I'm writing lexicography software, which may theoretically need to sort tens of thousands of strings with arbitrary (dictionary-project-specific) collations. There are two means of specifying custom collations:
- a map of graphemes to unicode-style multi-level collation keys.
- an array of alphabetic graphemes (possibly including digraphs, etc.) in sorting order, which can be internally transformed into a map of collation keys.
The naive method of comparing strings is to check grapheme-by-grapheme until you find a mismatch, and then look up the collation keys for the mismatched graphemes to compare, but I'm hoping there's a more efficient way of doing it.

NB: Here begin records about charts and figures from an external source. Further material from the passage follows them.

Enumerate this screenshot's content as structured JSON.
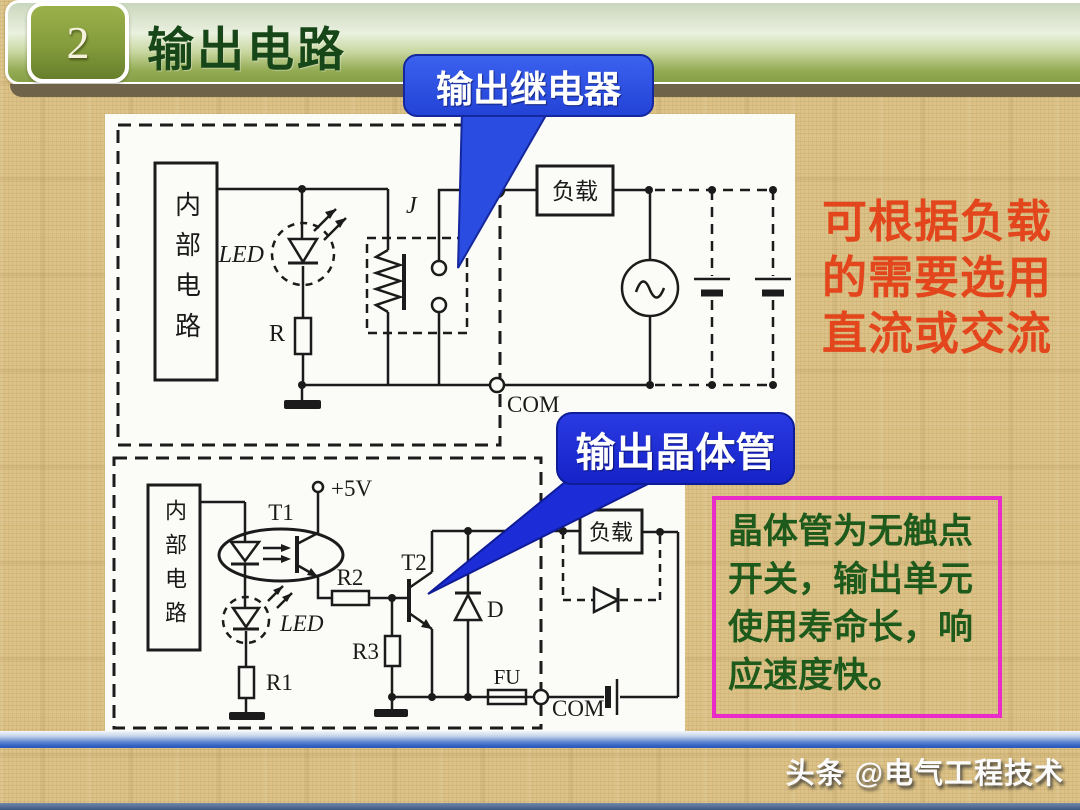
{
  "header": {
    "badge_number": "2",
    "title": "输出电路"
  },
  "callouts": {
    "relay_label": "输出继电器",
    "transistor_label": "输出晶体管"
  },
  "side_notes": {
    "load_choice_note": "可根据负载\n的需要选用\n直流或交流",
    "transistor_note": "晶体管为无触点开关，输出单元使用寿命长，响应速度快。"
  },
  "relay_circuit": {
    "internal_unit_label": "内部电路",
    "led_label": "LED",
    "resistor_label": "R",
    "relay_label": "J",
    "load_label": "负载",
    "com_label": "COM"
  },
  "transistor_circuit": {
    "internal_unit_label": "内部电路",
    "optocoupler_label": "T1",
    "supply_label": "+5V",
    "led_label": "LED",
    "r1_label": "R1",
    "r2_label": "R2",
    "r3_label": "R3",
    "transistor_label": "T2",
    "diode_label": "D",
    "fuse_label": "FU",
    "load_label": "负载",
    "com_label": "COM"
  },
  "footer": {
    "watermark": "头条 @电气工程技术"
  },
  "colors": {
    "callout_blue_1": "#2a4ce0",
    "callout_blue_2": "#1c2cd6",
    "title_green": "#174718",
    "note_red": "#e3461c",
    "note_green": "#1e5a1c",
    "pink_border": "#ea2bca",
    "header_olive": "#87a148",
    "bottom_bar_blue": "#2d5dc2"
  }
}
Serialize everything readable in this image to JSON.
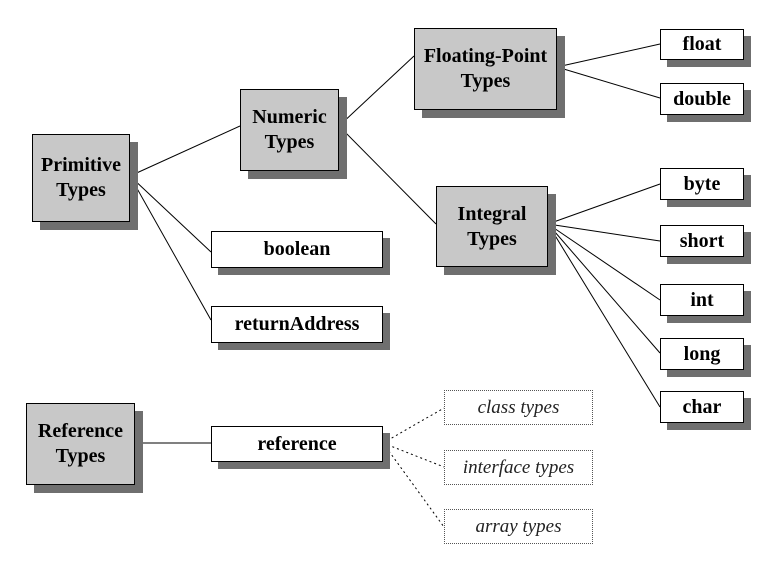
{
  "nodes": {
    "primitive_types": "Primitive\nTypes",
    "numeric_types": "Numeric\nTypes",
    "floating_point_types": "Floating-Point\nTypes",
    "integral_types": "Integral\nTypes",
    "float": "float",
    "double": "double",
    "byte": "byte",
    "short": "short",
    "int": "int",
    "long": "long",
    "char": "char",
    "boolean": "boolean",
    "return_address": "returnAddress",
    "reference_types": "Reference\nTypes",
    "reference": "reference",
    "class_types": "class types",
    "interface_types": "interface types",
    "array_types": "array types"
  }
}
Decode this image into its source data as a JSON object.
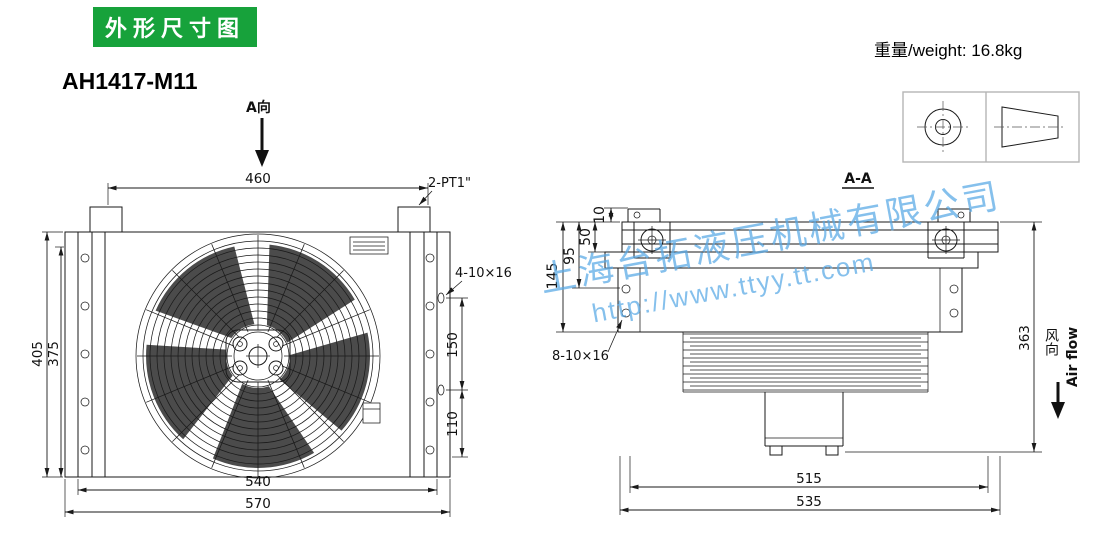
{
  "page": {
    "title_badge": "外形尺寸图",
    "model": "AH1417-M11",
    "weight_label": "重量/weight: 16.8kg"
  },
  "colors": {
    "badge_bg": "#17a23b",
    "watermark": "#57a8e6"
  },
  "front_view": {
    "view_arrow_label": "A向",
    "dim_top_width": "460",
    "port_label": "2-PT1\"",
    "dim_height_outer": "405",
    "dim_height_inner": "375",
    "dim_bottom_inner": "540",
    "dim_bottom_outer": "570",
    "mount_holes_label": "4-10×16",
    "dim_hole_span": "150",
    "dim_hole_bottom": "110"
  },
  "section_view": {
    "title": "A-A",
    "dim_tab": "10",
    "dim_beam": "50",
    "dim_upper_hole": "95",
    "dim_lower_hole": "145",
    "mount_holes_label": "8-10×16",
    "dim_height": "363",
    "dim_bottom_inner": "515",
    "dim_bottom_outer": "535",
    "airflow_cn": "风向",
    "airflow_en": "Air flow"
  },
  "watermark": {
    "line1": "上海台拓液压机械有限公司",
    "line2": "http://www.ttyy.tt.com"
  }
}
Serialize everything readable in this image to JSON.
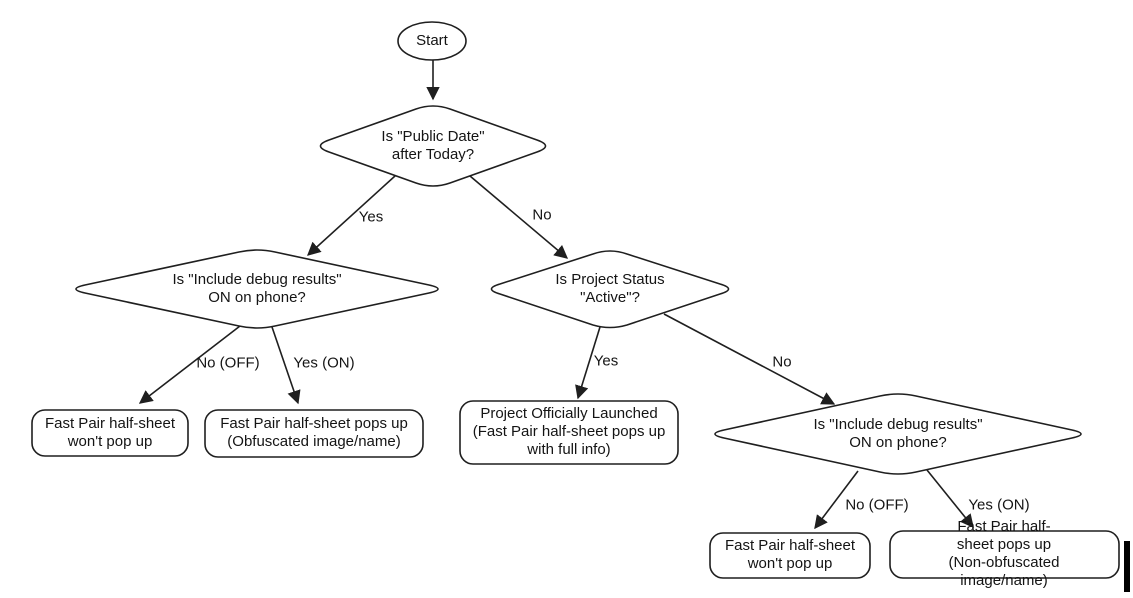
{
  "background": "#ffffff",
  "stroke_color": "#1f1f1f",
  "text_color": "#141414",
  "flowchart": {
    "nodes": {
      "start": {
        "type": "oval",
        "label": "Start"
      },
      "public_date": {
        "type": "decision",
        "label": "Is \"Public Date\"\nafter Today?"
      },
      "debug_left": {
        "type": "decision",
        "label": "Is \"Include debug results\"\nON on phone?"
      },
      "project_status": {
        "type": "decision",
        "label": "Is Project Status\n\"Active\"?"
      },
      "debug_right": {
        "type": "decision",
        "label": "Is \"Include debug results\"\nON on phone?"
      },
      "no_popup_left": {
        "type": "terminal",
        "label": "Fast Pair half-sheet\nwon't pop up"
      },
      "obfuscated": {
        "type": "terminal",
        "label": "Fast Pair half-sheet pops up\n(Obfuscated image/name)"
      },
      "launched": {
        "type": "terminal",
        "label": "Project Officially Launched\n(Fast Pair half-sheet pops up\nwith full info)"
      },
      "no_popup_right": {
        "type": "terminal",
        "label": "Fast Pair half-sheet\nwon't pop up"
      },
      "non_obfuscated": {
        "type": "terminal",
        "label": "Fast Pair half-sheet pops up\n(Non-obfuscated image/name)"
      }
    },
    "edge_labels": {
      "yes_top": "Yes",
      "no_top": "No",
      "no_off_left": "No (OFF)",
      "yes_on_left": "Yes (ON)",
      "yes_mid": "Yes",
      "no_mid": "No",
      "no_off_right": "No (OFF)",
      "yes_on_right": "Yes (ON)"
    }
  }
}
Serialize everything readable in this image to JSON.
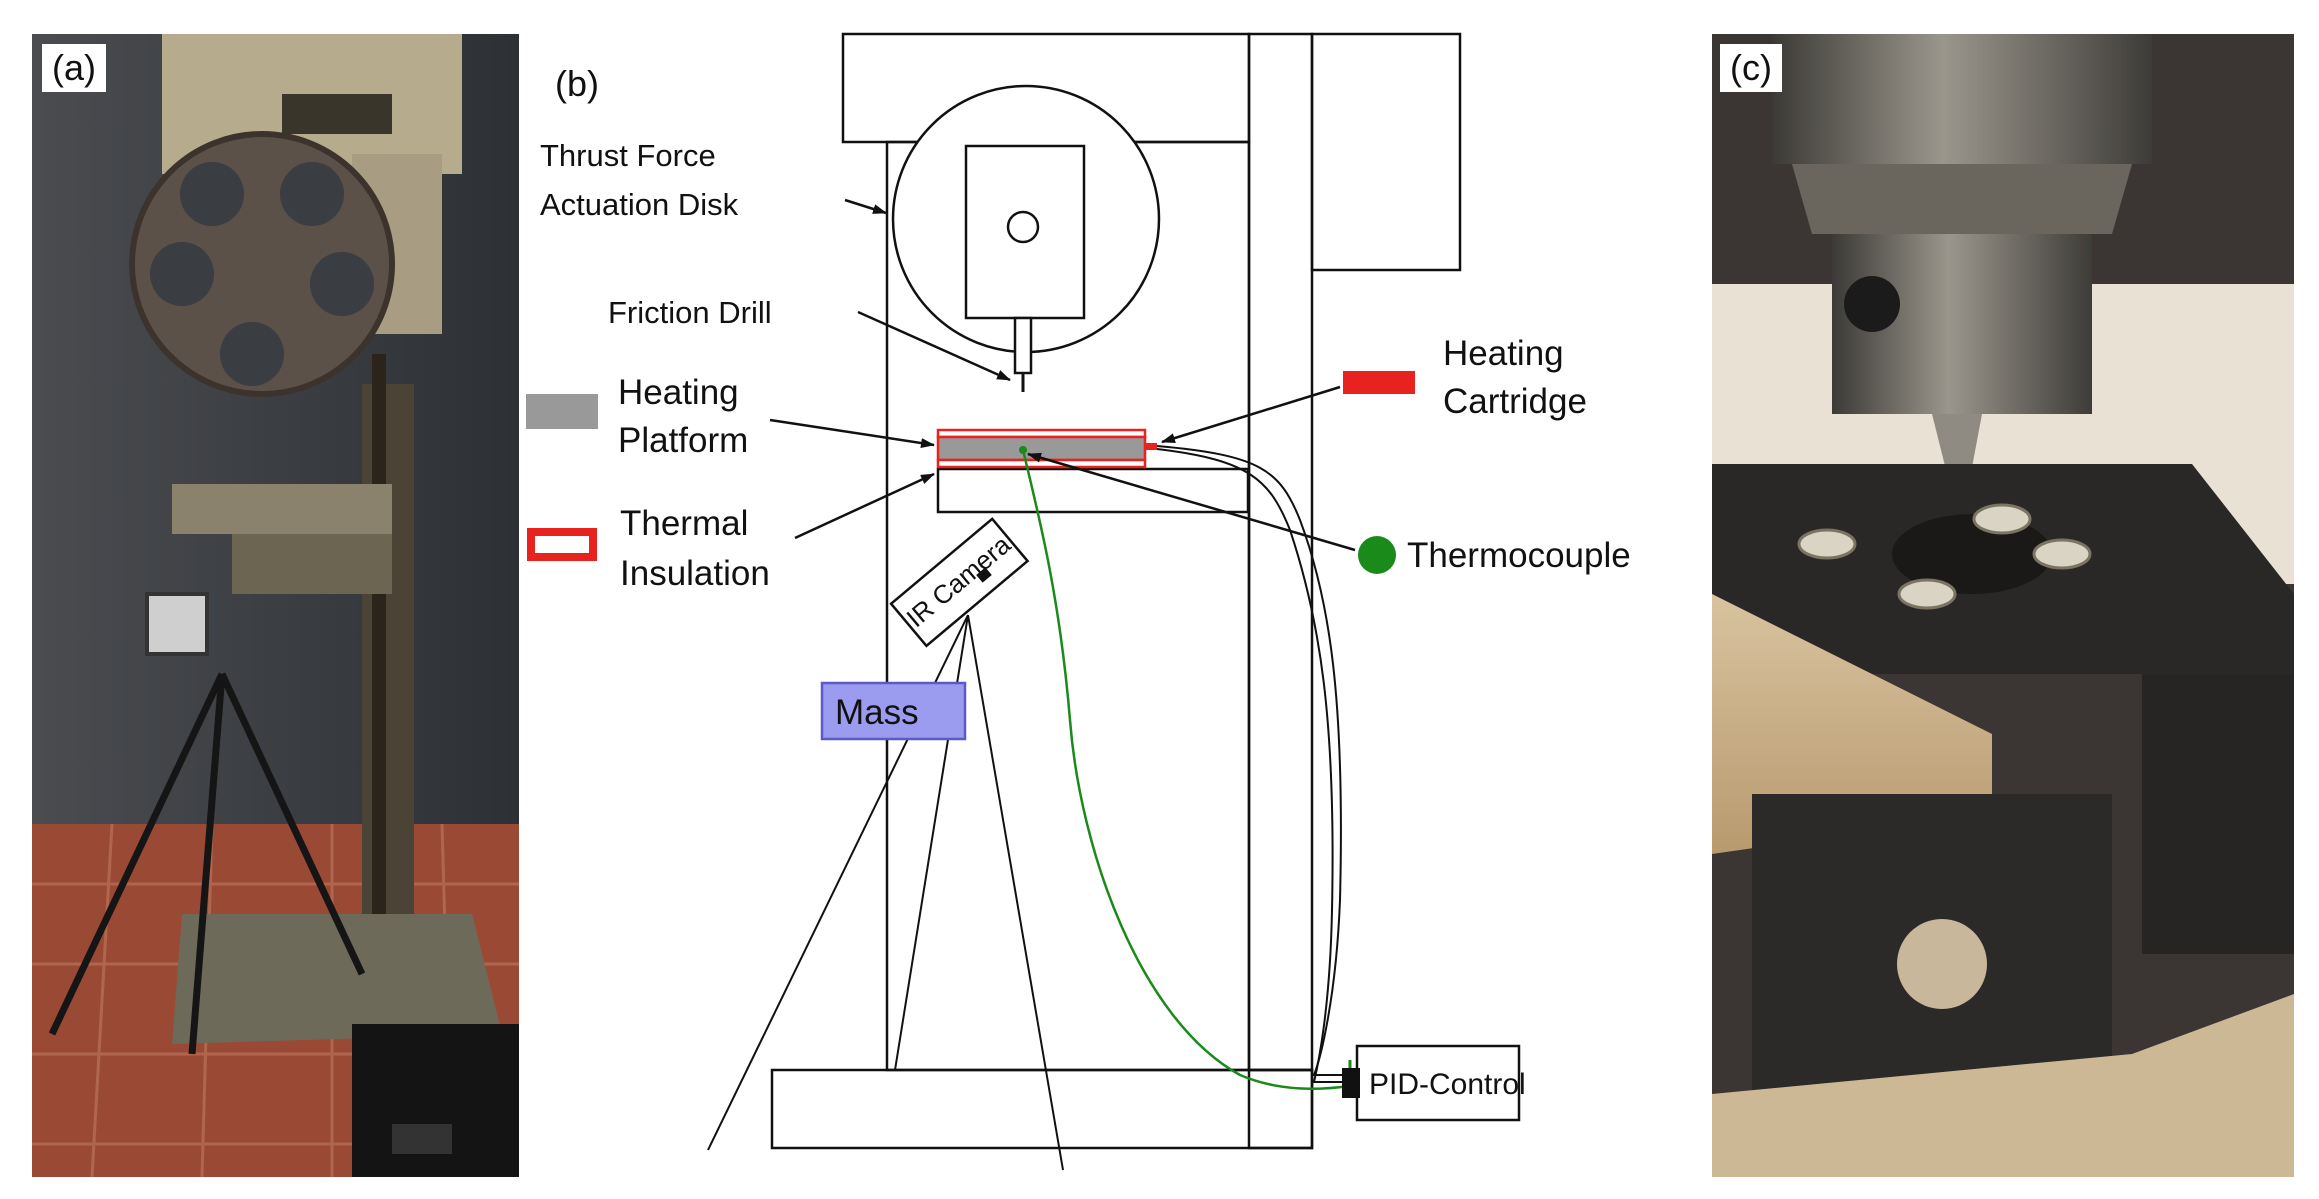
{
  "panels": {
    "a": {
      "label": "(a)"
    },
    "b": {
      "label": "(b)"
    },
    "c": {
      "label": "(c)"
    }
  },
  "diagram": {
    "thrust_force_line1": "Thrust Force",
    "thrust_force_line2": "Actuation Disk",
    "friction_drill": "Friction Drill",
    "heating_platform_line1": "Heating",
    "heating_platform_line2": "Platform",
    "thermal_insulation_line1": "Thermal",
    "thermal_insulation_line2": "Insulation",
    "heating_cartridge_line1": "Heating",
    "heating_cartridge_line2": "Cartridge",
    "thermocouple": "Thermocouple",
    "ir_camera": "IR Camera",
    "mass": "Mass",
    "pid_control": "PID-Control"
  },
  "colors": {
    "heating_platform": "#999999",
    "insulation_outline": "#e8231f",
    "heating_cartridge": "#e8231f",
    "thermocouple": "#1a8a1a",
    "mass_fill": "#9b9bef",
    "line": "#111111"
  }
}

The best idea I've got so far depends on noticing that strings of equal length can be treated as little-endian base-n numbers, so I can pre-compute an integer key for each string which turns collation into cheap integer comparison. But, this breaks for strings of different length (a big deal when sorting a dictionary), and there's no bound on the size of integers that could be generated. To account for length differences, I thought I could compute a list of keys for all prefixes of each string, and then just compare the keys for prefixes of length equal to the shorter string being compared. That seems to do pretty well, but key sizes are still unbounded, and storing the keys could use a lot of memory.
Is there a way to improve that approach? Or am I just going about it entirely wrong, and there's a much better means of sorting strings with arbitrary collations?